My second surgery was booked for February 2023, but the surgeon had concerns about the rash I had. I could not risk more delays, so I went to see a dermatologist privately. My surgeon was happy my skin had cleared up enough for her to operate.  Surgery went ahead and the outcome was better than we expected.

I had full debulking, bowel resection, appendix and much more so 5/6 major surgeries in one go. The end result was 100% tumour free, no residual disease.

I could finally get off the cancer rollercoaster that I had been on and although it had been unimaginably difficult, the result made it all worthwhile.

"Looking back, I wish I had trusted my own judgement more”

I wish I had listened to the little voice in my head that was telling me that this was more than just menopause.

If you feel something is wrong then be insistent, ask for tests, ask for a second opinion if you have to, do whatever it takes to get things investigated.

If you are going online to search for symptoms and other information, make sure it is a reputable website like the NHS or Macmillan where you know you will find accurate information.

“Ovarian cancer is a silent killer and there is little awareness about symptoms.”

Since my diagnosis, I have been vocal on raising awareness to ensure women and in particular people of colour have access to relevant information.

Treatment was relentless and the failed surgery and chemo brought up so much emotionally that I accessed Macmillan counselling via Bupa, and it was a life saver in a time that was very challenging for me. 

It gave me a safe space to share my thoughts and process what I was going through without being judged. 

Treatment has changed my life drastically although I have recovered from most things I am still having to live with peripheral neuropathy in my hands and feet.

"Cancer has given me a new value and appreciation for life."

A south Asian lady with brown hair with a sign supporting people with cancer .

I am putting my life changes to good use by raising awareness on ovarian cancer and trying to shatter taboos around cancer and in particular gynaecological cancers. 
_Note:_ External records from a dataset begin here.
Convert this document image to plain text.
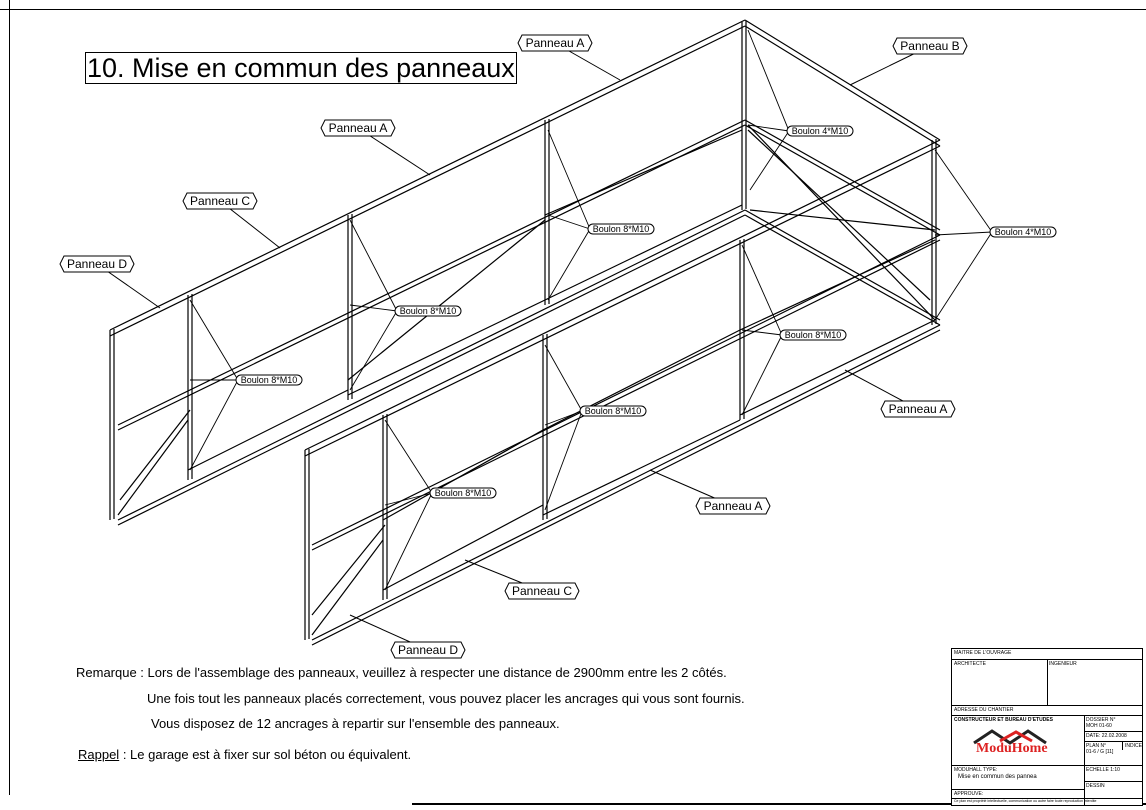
10. Mise en commun des panneaux
Panneau A	Panneau B
Panneau A
Panneau C
Panneau D
Panneau A
Panneau A
Panneau C
Panneau D
Boulon 4*M10
Boulon 4*M10
Boulon 8*M10
Boulon 8*M10
Boulon 8*M10
Boulon 8*M10
Boulon 8*M10
Boulon 8*M10
Remarque : Lors de l'assemblage des panneaux, veuillez à respecter une distance de 2900mm entre les 2 côtés.
Une fois tout les panneaux placés correctement, vous pouvez placer les ancrages qui vous sont fournis.
Vous disposez de 12 ancrages à repartir sur l'ensemble des panneaux.
Rappel : Le garage est à fixer sur sol béton ou équivalent.
MAITRE DE L'OUVRAGE
ARCHITECTE	INGENIEUR
ADRESSE DU CHANTIER
CONSTRUCTEUR ET BUREAU D'ETUDES
ModuHome
DOSSIER N°
MOH 01-60
DATE: 22.02.2008
PLAN N°
01-6 / G [11]
INDICE
ECHELLE 1:10
MODUHALL TYPE:
Mise en commun des pannea
DESSIN
APPROUVE:
Ce plan est propriété intellectuelle, communication ou autre faire toute reproduction interdite
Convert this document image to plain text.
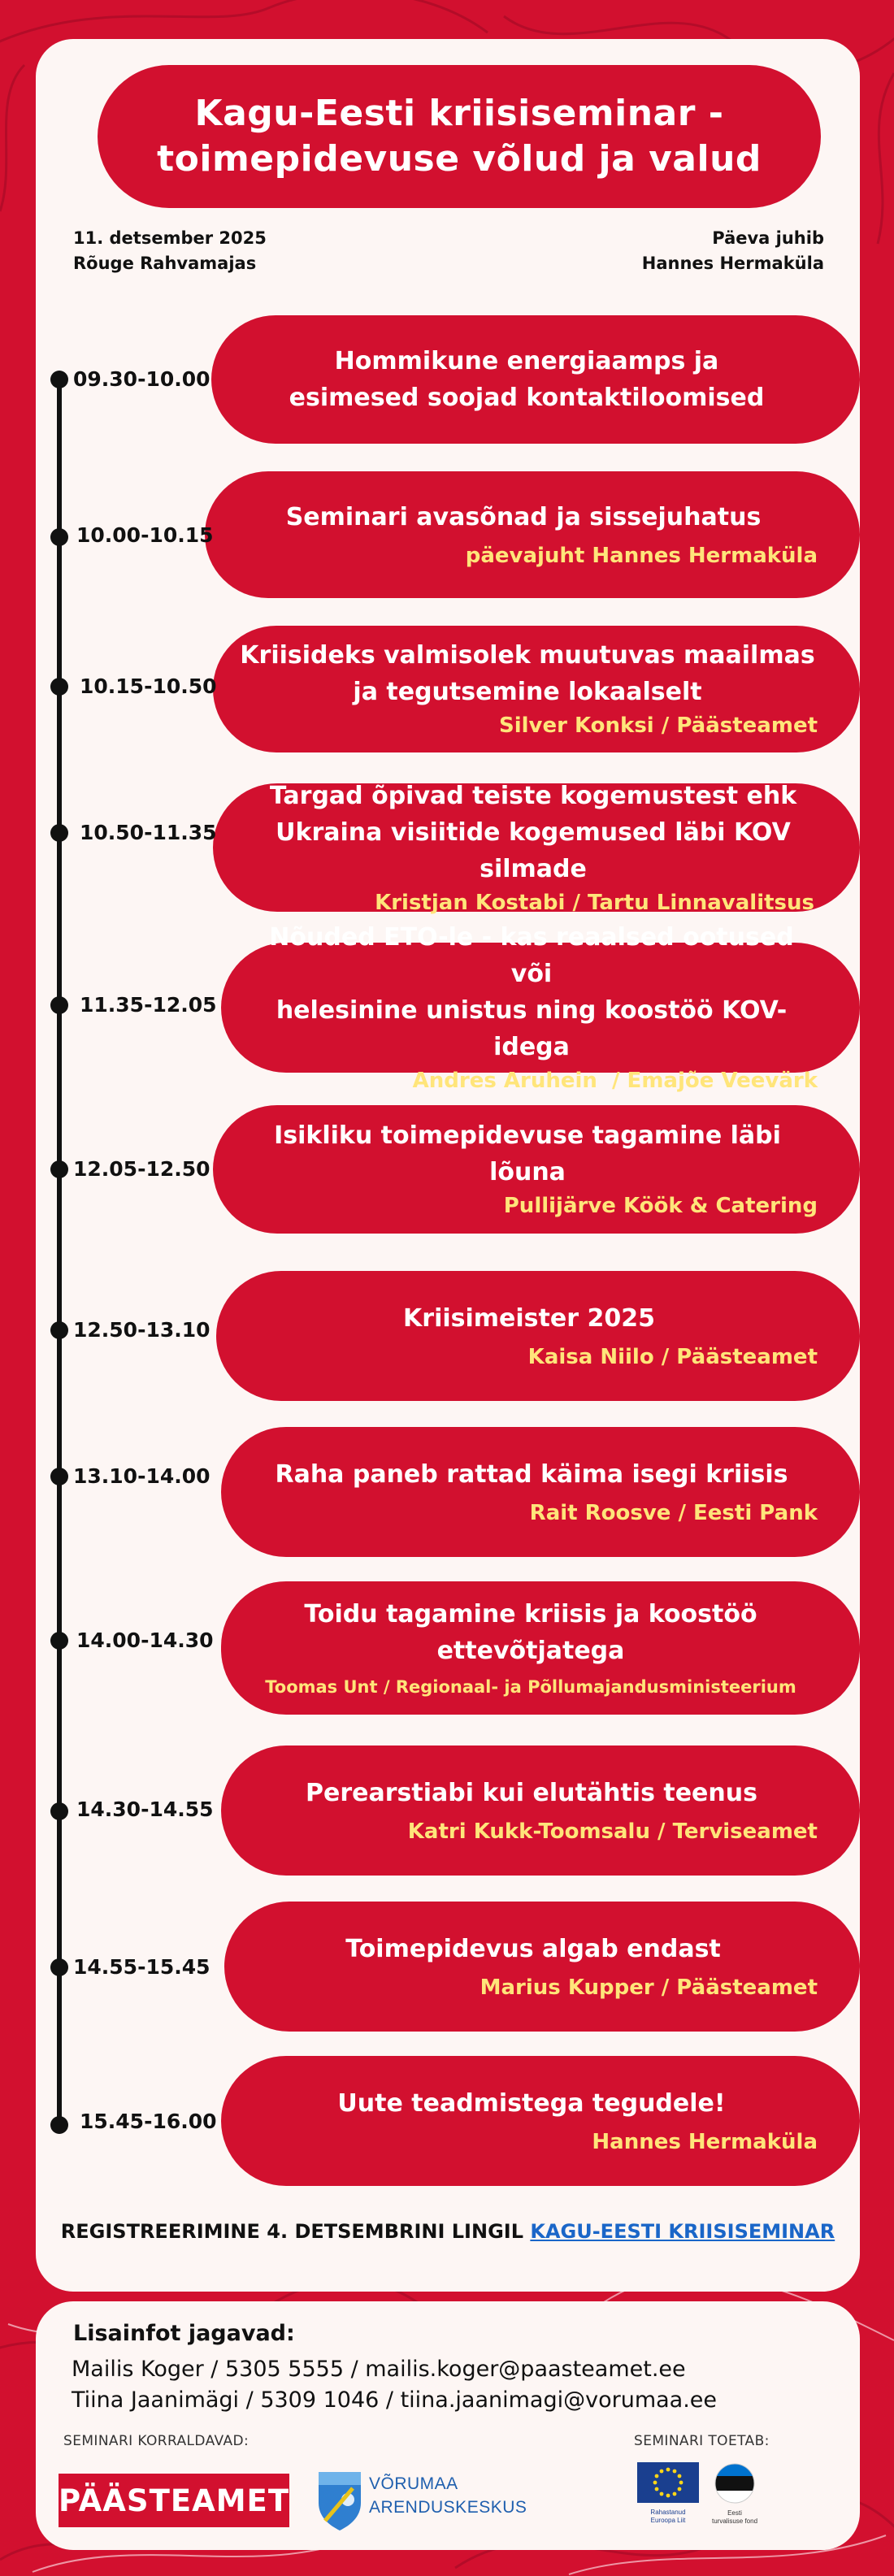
Kagu-Eesti kriisiseminar -
toimepidevuse võlud ja valud
11. detsember 2025
Rõuge Rahvamajas
Päeva juhib
Hannes Hermaküla
09.30-10.00
Hommikune energiaamps ja
esimesed soojad kontaktiloomised
10.00-10.15
Seminari avasõnad ja sissejuhatus
päevajuht Hannes Hermaküla
10.15-10.50
Kriisideks valmisolek muutuvas maailmas
ja tegutsemine lokaalselt
Silver Konksi / Päästeamet
10.50-11.35
Targad õpivad teiste kogemustest ehk
Ukraina visiitide kogemused läbi KOV silmade
Kristjan Kostabi / Tartu Linnavalitsus
11.35-12.05
Nõuded ETO-le - kas reaalsed ootused või
helesinine unistus ning koostöö KOV-idega
Andres Aruhein  / Emajõe Veevärk
12.05-12.50
Isikliku toimepidevuse tagamine läbi lõuna
Pullijärve Köök & Catering
12.50-13.10	Kriisimeister 2025
Kaisa Niilo / Päästeamet
13.10-14.00	Raha paneb rattad käima isegi kriisis
Rait Roosve / Eesti Pank
14.00-14.30
Toidu tagamine kriisis ja koostöö
ettevõtjatega
Toomas Unt / Regionaal- ja Põllumajandusministeerium
14.30-14.55
Perearstiabi kui elutähtis teenus
Katri Kukk-Toomsalu / Terviseamet
14.55-15.45
Toimepidevus algab endast
Marius Kupper / Päästeamet
15.45-16.00
Uute teadmistega tegudele!
Hannes Hermaküla
REGISTREERIMINE 4. DETSEMBRINI LINGIL KAGU-EESTI KRIISISEMINAR
Lisainfot jagavad:
Mailis Koger / 5305 5555 / mailis.koger@paasteamet.ee
Tiina Jaanimägi / 5309 1046 / tiina.jaanimagi@vorumaa.ee
SEMINARI KORRALDAVAD:	SEMINARI TOETAB:
PÄÄSTEAMET	VÕRUMAA
ARENDUSKESKUS	Rahastanud
Euroopa Liit
Eesti
turvalisuse fond
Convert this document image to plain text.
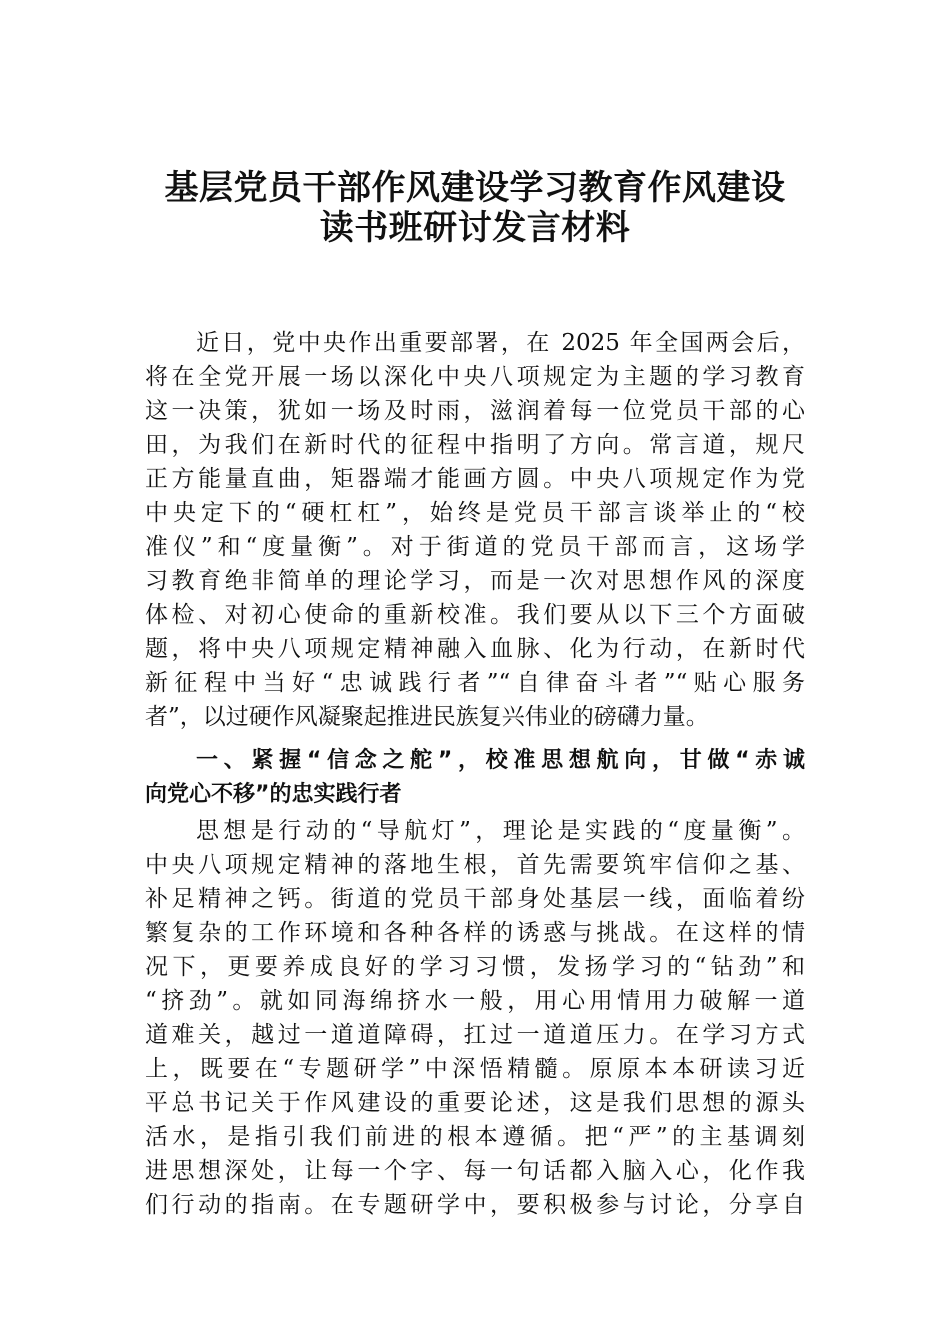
基层党员干部作风建设学习教育作风建设
读书班研讨发言材料
近日，党中央作出重要部署，在 2025 年全国两会后，
将在全党开展一场以深化中央八项规定为主题的学习教育
这一决策，犹如一场及时雨，滋润着每一位党员干部的心
田，为我们在新时代的征程中指明了方向。常言道，规尺
正方能量直曲，矩器端才能画方圆。中央八项规定作为党
中央定下的“硬杠杠”，始终是党员干部言谈举止的“校
准仪”和“度量衡”。对于街道的党员干部而言，这场学
习教育绝非简单的理论学习，而是一次对思想作风的深度
体检、对初心使命的重新校准。我们要从以下三个方面破
题，将中央八项规定精神融入血脉、化为行动，在新时代
新征程中当好“忠诚践行者”“自律奋斗者”“贴心服务
者”，以过硬作风凝聚起推进民族复兴伟业的磅礴力量。
一、紧握“信念之舵”，校准思想航向，甘做“赤诚
向党心不移”的忠实践行者
思想是行动的“导航灯”，理论是实践的“度量衡”。
中央八项规定精神的落地生根，首先需要筑牢信仰之基、
补足精神之钙。街道的党员干部身处基层一线，面临着纷
繁复杂的工作环境和各种各样的诱惑与挑战。在这样的情
况下，更要养成良好的学习习惯，发扬学习的“钻劲”和
“挤劲”。就如同海绵挤水一般，用心用情用力破解一道
道难关，越过一道道障碍，扛过一道道压力。在学习方式
上，既要在“专题研学”中深悟精髓。原原本本研读习近
平总书记关于作风建设的重要论述，这是我们思想的源头
活水，是指引我们前进的根本遵循。把“严”的主基调刻
进思想深处，让每一个字、每一句话都入脑入心，化作我
们行动的指南。在专题研学中，要积极参与讨论，分享自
I want to normalise the conversation within the South Asian community around gynaecological health and cancers.  I am sharing my story as I want to increase the visibility of South Asian faces and voices.  Through treatment I saw no one like me, in the literature I saw no one like me, so I questioned is this for me? 

I want to be that advocate and I want to make change happen. Visibility is so important; I did not see enough of it.   

I have met so many women who due to cultural taboos and a patriarchal society, feel they do not have a voice - I would like to be a voice for them.